Benjamin Alire Saenz Image

Benjamin Alire Sáenz

Literary Arts

Though he was born in southern New Mexico, the first time Benjamin Alire Sáenz remembers visiting El Paso with his grandfather to see the Alligators in San Jacinto Plaza he fell in love with El Paso. His father was born in Fort Davis, Texas and he spent many summers as a boy visiting his great uncle, exploring the Davis Mountains which he has loved to this day. Over thirty years ago, he adopted El Paso as his home though it never felt like an adoption. El Paso and West Texas had always felt like home. After leaving the Catholic Priesthood, he waited table in Houston, and saved enough money to return to school and pursue a writing career. He received a Master’s in Creative Writing at the University of Texas at El Paso, and won a fellowship at the University of Iowa, but left Iowa after a year, having received a prestigious two-year Stegner Fellowship in poetry at Stanford University where, under the direction of Denise Levertov, he completed and published his first book of poems which won an American Book Award. He returned to teach at the University of Texas at El Paso where he taught for twenty-three years. Inspired by the borderlands that he loved, his writing began to receive national attention.

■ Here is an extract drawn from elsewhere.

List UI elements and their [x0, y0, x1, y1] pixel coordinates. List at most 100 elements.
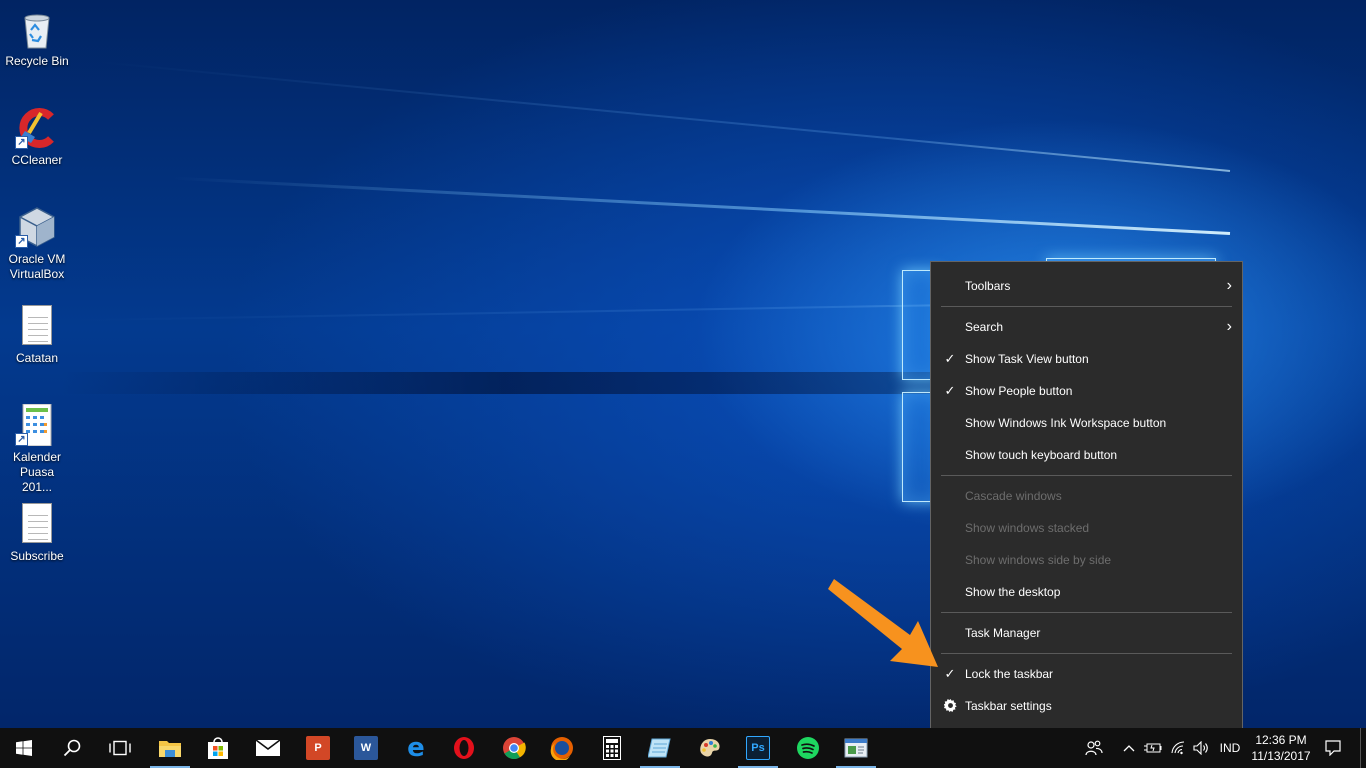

In 1991, he was awarded a Lannan Poetry Fellowship, but even as he was becoming a well-respected poet, he turned to writing fiction and books for children. Two of his four children’s books were awarded the TIL award for best children’s books. Two of his books, Carry Me Like Water and He Forgot to Say Goodbye received the Southwest Book Awards from the Border Area Librarians Association. He Forgot to Say Goodbye was also awarded the Tomas Rivera Book Award. In 2013, he became the first Latino and the first Texan ever to receive the PEN Faulkner Award for fiction for his collection of short stories, Everything Begins and Ends at the Kentucky Club. His young adult novel, Aristotle and Dante Discover the Secrets of the Universe won twenty-eight literary awards, some of them regional, some of them national, and some of them international. He has also been awarded two Lambda Literary Awards, the Catalonian Book Sellers Award for fiction, The Pura Belpre Award, the Stonewall Award, and a Prinz Honor Book Award. Aristotle and Dante Discover the Secrets of the Universe became an international success, translated into twenty-four languages and his two main characters, Aristotle and Dante became literary cult figures all over the world. The book has become a favorite among librarians, educators, intellectuals and young readers—and has also been banned in scattered school libraries throughout the country including some libraries in Texas.

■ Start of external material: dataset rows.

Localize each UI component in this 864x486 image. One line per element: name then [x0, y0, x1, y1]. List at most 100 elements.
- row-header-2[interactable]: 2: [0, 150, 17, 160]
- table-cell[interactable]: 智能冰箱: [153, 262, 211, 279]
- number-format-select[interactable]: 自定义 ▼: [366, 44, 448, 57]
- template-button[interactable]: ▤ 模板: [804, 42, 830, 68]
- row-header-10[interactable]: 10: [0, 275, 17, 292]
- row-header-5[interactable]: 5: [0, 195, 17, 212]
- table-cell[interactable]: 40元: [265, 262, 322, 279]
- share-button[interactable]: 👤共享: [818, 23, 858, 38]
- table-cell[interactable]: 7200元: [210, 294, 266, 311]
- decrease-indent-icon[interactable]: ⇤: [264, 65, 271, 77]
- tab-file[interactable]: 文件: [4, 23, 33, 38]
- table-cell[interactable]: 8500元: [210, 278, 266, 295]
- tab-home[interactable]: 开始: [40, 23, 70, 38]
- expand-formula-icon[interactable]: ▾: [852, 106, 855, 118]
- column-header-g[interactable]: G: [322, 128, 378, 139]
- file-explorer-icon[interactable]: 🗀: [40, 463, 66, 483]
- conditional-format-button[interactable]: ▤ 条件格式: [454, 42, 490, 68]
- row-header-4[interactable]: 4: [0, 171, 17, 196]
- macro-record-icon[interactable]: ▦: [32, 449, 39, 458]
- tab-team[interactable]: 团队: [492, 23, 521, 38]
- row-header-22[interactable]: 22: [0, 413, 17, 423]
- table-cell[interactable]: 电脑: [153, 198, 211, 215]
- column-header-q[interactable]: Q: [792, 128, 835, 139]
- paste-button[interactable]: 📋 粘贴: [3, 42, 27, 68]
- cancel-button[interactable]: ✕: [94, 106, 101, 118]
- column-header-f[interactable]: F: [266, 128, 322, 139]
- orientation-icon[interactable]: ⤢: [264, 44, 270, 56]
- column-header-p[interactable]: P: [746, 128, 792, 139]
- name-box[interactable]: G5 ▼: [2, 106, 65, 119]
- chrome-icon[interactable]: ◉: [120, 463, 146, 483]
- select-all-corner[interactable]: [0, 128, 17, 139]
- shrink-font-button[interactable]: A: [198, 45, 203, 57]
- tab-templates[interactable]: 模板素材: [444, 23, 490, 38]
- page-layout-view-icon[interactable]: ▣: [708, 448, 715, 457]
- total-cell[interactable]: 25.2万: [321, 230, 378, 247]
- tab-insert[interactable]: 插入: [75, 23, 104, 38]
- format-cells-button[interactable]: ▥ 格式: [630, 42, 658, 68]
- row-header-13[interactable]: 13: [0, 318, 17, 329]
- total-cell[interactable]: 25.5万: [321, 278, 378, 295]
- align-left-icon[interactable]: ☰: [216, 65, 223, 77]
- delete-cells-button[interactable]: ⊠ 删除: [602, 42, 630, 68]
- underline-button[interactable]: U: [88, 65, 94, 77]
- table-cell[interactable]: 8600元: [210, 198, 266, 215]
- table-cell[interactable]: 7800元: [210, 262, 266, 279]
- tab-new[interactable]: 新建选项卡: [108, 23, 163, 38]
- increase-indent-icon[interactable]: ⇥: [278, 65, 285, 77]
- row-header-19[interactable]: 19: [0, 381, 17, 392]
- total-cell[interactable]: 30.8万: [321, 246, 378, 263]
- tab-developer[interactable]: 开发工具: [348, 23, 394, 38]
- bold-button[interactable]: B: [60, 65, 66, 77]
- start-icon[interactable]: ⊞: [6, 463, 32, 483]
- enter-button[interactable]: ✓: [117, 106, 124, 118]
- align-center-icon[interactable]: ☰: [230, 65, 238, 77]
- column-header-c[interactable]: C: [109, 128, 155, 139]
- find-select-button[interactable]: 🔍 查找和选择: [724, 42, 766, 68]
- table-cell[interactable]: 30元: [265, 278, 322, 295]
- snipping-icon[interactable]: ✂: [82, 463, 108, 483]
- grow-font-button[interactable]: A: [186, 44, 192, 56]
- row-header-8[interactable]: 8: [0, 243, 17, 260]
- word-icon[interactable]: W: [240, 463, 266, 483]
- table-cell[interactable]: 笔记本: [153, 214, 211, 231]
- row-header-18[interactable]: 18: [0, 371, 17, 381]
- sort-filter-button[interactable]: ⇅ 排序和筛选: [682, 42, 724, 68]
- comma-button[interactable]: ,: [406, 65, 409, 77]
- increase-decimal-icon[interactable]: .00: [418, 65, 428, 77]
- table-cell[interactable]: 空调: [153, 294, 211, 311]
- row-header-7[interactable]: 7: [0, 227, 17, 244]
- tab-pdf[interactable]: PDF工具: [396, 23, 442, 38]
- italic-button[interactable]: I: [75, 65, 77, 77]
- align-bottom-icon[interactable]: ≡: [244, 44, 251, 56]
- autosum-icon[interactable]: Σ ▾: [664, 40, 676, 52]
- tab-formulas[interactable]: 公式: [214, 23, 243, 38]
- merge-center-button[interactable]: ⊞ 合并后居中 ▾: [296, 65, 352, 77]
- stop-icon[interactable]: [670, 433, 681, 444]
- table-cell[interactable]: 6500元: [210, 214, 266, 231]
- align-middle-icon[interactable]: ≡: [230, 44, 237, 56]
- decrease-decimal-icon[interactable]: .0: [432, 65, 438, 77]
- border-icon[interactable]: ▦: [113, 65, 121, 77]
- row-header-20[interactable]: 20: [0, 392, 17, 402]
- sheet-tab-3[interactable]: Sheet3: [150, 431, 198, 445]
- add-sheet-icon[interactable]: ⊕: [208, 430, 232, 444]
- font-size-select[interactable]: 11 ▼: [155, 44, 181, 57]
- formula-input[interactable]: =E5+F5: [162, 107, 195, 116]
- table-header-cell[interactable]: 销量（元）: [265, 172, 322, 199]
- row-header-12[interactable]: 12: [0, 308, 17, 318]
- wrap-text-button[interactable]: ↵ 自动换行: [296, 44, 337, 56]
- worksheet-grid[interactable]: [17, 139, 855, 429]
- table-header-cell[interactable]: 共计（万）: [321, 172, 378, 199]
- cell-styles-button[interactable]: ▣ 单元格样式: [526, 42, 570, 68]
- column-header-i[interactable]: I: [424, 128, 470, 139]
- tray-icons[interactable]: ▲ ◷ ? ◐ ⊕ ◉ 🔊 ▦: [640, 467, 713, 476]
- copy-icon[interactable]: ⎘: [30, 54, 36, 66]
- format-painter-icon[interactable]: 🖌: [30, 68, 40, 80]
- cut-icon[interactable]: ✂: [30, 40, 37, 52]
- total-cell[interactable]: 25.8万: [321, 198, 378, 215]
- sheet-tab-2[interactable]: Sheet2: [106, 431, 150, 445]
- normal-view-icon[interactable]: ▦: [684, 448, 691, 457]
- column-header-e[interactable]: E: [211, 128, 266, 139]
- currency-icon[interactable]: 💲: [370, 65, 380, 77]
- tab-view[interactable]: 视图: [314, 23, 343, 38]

Ten years after its first publication, it landed on the New York Times Bestseller List. The sequel to the first Ari and Dante Book, Aristotle and Dante Dive into the Waters of the World, published at the end of 2021, was on the New York Times Bestseller list for eleven weeks debuting at Number 1. Aristotle and Dante Discover the Secrets of the Universe, the movie, will premiere at the Toronto International Film Festival in September 2022 and will be released in theaters nationwide. Both novels have been successful audio books read by Lin-Manuel Miranda, the famed writer/director of the Broadway sensation, Hamilton. Sáenz has published six books of poetry, five young adult novels, two collections of short stories, four bilingual children’s books, and four novels. He has been awarded the Texas Book Award, given to an author for his lifetime literary achievements, and has also been awarded the Texas Institute of Letters, Tim Tingle Lifetime Achievement award.